If they had said 'yea we liked the names Ella, Imogen and Poppy last time' and you used one of them no probs.

But if someone (friend I see often of relative) specifically said to me "I'm going to call my daughter Poppy if I ever have one because that is my favourite name and has been since forever" I wouldn't use it.
It would seem slightly spiteful IMO. When there are 500000 names to chose from. I know I'm in the minority here I know.

A relative told me she liked Thomas for a boy when we were both pregnant and had wanted to use it since she was little. Actually my DH liked the name but I said we couldn't use it because the relative had specifically said it was her favourite and I would have felt very snide using it.

squoosh · 29/08/2014 12:23

I agree with striped, if she mentioned this name as her all time favourite name that she definitely plans to use in the event of a daughter I do think it would be a bit mean (and unimaginative) of you to swoop in and use it.

If she mentioned it in a list of many other names it wouldn't be a big deal.

HaroldLloyd · 29/08/2014 12:25

No I wouldn't.

Anotherchapter · 29/08/2014 12:27

I would.

My friend and I both loved the same name.
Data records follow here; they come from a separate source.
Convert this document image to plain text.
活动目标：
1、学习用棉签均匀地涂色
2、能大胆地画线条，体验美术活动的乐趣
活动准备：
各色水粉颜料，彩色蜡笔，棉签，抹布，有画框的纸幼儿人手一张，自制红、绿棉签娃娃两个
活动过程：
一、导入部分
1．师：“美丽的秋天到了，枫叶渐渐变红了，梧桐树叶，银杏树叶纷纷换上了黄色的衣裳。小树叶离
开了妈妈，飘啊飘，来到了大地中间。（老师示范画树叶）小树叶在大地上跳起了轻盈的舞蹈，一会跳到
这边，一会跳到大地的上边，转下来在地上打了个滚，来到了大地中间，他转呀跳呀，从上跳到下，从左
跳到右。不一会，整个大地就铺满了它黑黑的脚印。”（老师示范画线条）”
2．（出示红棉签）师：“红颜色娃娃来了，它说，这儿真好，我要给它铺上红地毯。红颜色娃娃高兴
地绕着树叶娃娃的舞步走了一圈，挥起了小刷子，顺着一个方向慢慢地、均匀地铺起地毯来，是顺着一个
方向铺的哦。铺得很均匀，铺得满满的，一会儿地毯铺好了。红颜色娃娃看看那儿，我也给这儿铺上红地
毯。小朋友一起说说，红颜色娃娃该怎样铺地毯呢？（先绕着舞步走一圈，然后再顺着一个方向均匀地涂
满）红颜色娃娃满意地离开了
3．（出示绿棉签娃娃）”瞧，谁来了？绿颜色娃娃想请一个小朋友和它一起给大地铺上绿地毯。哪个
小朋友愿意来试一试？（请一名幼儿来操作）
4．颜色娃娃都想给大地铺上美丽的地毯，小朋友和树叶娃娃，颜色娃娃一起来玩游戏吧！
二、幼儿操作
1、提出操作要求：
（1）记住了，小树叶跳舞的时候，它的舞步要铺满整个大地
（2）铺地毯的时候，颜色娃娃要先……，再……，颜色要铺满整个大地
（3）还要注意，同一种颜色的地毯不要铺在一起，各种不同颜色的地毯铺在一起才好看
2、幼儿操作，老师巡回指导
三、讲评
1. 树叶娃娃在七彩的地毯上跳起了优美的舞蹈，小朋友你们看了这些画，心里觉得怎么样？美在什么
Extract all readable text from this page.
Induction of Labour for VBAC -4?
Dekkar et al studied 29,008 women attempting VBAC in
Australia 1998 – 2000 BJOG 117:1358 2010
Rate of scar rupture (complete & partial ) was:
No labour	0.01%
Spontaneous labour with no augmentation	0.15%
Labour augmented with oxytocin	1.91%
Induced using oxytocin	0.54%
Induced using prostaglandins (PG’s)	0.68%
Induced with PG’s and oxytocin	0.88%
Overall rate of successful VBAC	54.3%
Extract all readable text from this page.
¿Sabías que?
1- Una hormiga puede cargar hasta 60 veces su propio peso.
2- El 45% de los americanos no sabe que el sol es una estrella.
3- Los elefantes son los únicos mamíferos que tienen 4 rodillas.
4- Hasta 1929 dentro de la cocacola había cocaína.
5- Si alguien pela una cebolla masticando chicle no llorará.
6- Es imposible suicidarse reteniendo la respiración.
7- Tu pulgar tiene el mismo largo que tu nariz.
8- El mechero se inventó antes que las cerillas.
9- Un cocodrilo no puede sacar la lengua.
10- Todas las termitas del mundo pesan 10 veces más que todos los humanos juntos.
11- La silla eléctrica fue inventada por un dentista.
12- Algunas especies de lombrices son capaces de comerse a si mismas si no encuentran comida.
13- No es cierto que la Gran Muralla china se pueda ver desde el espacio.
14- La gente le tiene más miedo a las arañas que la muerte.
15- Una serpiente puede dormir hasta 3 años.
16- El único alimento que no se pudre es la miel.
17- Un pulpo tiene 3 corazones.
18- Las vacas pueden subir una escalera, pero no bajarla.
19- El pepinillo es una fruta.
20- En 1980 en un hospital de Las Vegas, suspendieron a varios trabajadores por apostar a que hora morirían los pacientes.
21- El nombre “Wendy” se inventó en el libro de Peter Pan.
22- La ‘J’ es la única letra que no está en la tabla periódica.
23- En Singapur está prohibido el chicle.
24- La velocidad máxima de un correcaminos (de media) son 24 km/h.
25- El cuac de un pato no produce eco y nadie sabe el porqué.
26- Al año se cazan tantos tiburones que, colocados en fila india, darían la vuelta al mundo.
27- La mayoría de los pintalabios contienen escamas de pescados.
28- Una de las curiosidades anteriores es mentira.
I had a girl first and used it. Friend then called her new kitten it Confused

Anotherchapter · 29/08/2014 12:28

You could actually say you forgot she mentioned it. The exclaim surprise and say that where you must have got it from...

NewEraNewMindset · 29/08/2014 12:31

Oh god you are that person that people on here post about!! I don't think I could do it unless I didn't care about the friendship and could deal with the awkwardness/fallout.